A meta-analysis for response to treatment was undertaken using individual data of multidrug-resistant tuberculosis (MDR-TB) (resistance to isoniazid and rifampicin) patients from 26 centres. The analysis assessed the impact of additional resistance to fluoroquinolones and/or second-line injectable drugs on treatment outcome. Compared with treatment failure, relapse and death, treatment success was higher in MDR-TB patients infected with strains without additional resistance (n=4763; 64%, 95% CI 57–72%) or with resistance to second-line injectable drugs only (n=1130; 56%, 95% CI 45–66%), than in those having resistance to fluoroquinolones alone (n=426; 48%, 95% CI 36–60%) or to fluoroquinolones plus second-line injectable drugs (extensively drug resistant (XDR)-TB) (n=405; 40%, 95% CI 27–53%).

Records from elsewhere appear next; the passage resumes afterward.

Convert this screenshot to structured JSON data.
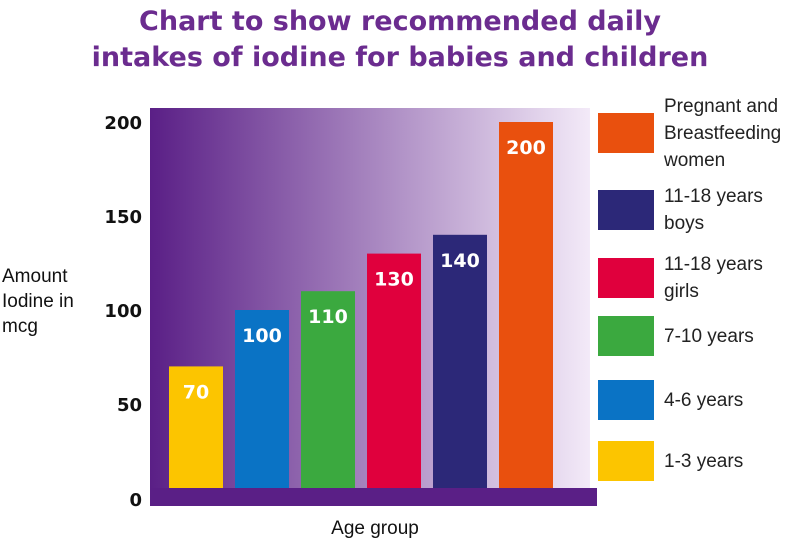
{
  "title_lines": [
    "Chart to show recommended daily",
    "intakes of iodine for babies and children"
  ],
  "ylabel_lines": [
    "Amount",
    "Iodine in",
    "mcg"
  ],
  "xlabel": "Age group",
  "colors": {
    "plot_dark": "#5a1f86",
    "plot_light": "#f3eaf8",
    "axis_bar": "#5a1f86"
  },
  "chart_data": {
    "type": "bar",
    "title": "Chart to show recommended daily intakes of iodine for babies and children",
    "xlabel": "Age group",
    "ylabel": "Amount Iodine in mcg",
    "ylim": [
      0,
      200
    ],
    "yticks": [
      0,
      50,
      100,
      150,
      200
    ],
    "grid": false,
    "legend": "right",
    "categories": [
      "1-3 years",
      "4-6 years",
      "7-10 years",
      "11-18 years girls",
      "11-18 years boys",
      "Pregnant and Breastfeeding women"
    ],
    "values": [
      70,
      100,
      110,
      130,
      140,
      200
    ],
    "value_labels": [
      "70",
      "100",
      "110",
      "130",
      "140",
      "200"
    ],
    "bar_colors": [
      "#fcc500",
      "#0a73c5",
      "#3ba93f",
      "#e0003d",
      "#2c2878",
      "#e9500e"
    ]
  },
  "legend": {
    "items": [
      {
        "lines": [
          "Pregnant and",
          "Breastfeeding",
          "women"
        ],
        "color": "#e9500e"
      },
      {
        "lines": [
          "11-18 years",
          "boys"
        ],
        "color": "#2c2878"
      },
      {
        "lines": [
          "11-18 years",
          "girls"
        ],
        "color": "#e0003d"
      },
      {
        "lines": [
          "7-10 years"
        ],
        "color": "#3ba93f"
      },
      {
        "lines": [
          "4-6 years"
        ],
        "color": "#0a73c5"
      },
      {
        "lines": [
          "1-3 years"
        ],
        "color": "#fcc500"
      }
    ]
  }
}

In XDR-TB patients, treatment success was highest if at least six drugs were used in the intensive phase (adjusted OR 4.9, 95% CI 1.4–16.6; reference fewer than three drugs) and four in the continuation phase (OR 6.1, 95% CI 1.4–26.3). The odds of success in XDR-TB patients was maximised when the intensive phase reached 6.6–9.0 months duration and the total duration of treatment 20.1–25.0 months. In XDR-TB patients, regimens containing more drugs than those recommended in MDR-TB but given for a similar duration were associated with the highest odds of success. All data were from observational studies and methodologies varied between centres, therefore, the bias may be substantial. Better quality evidence is needed to optimise regimens.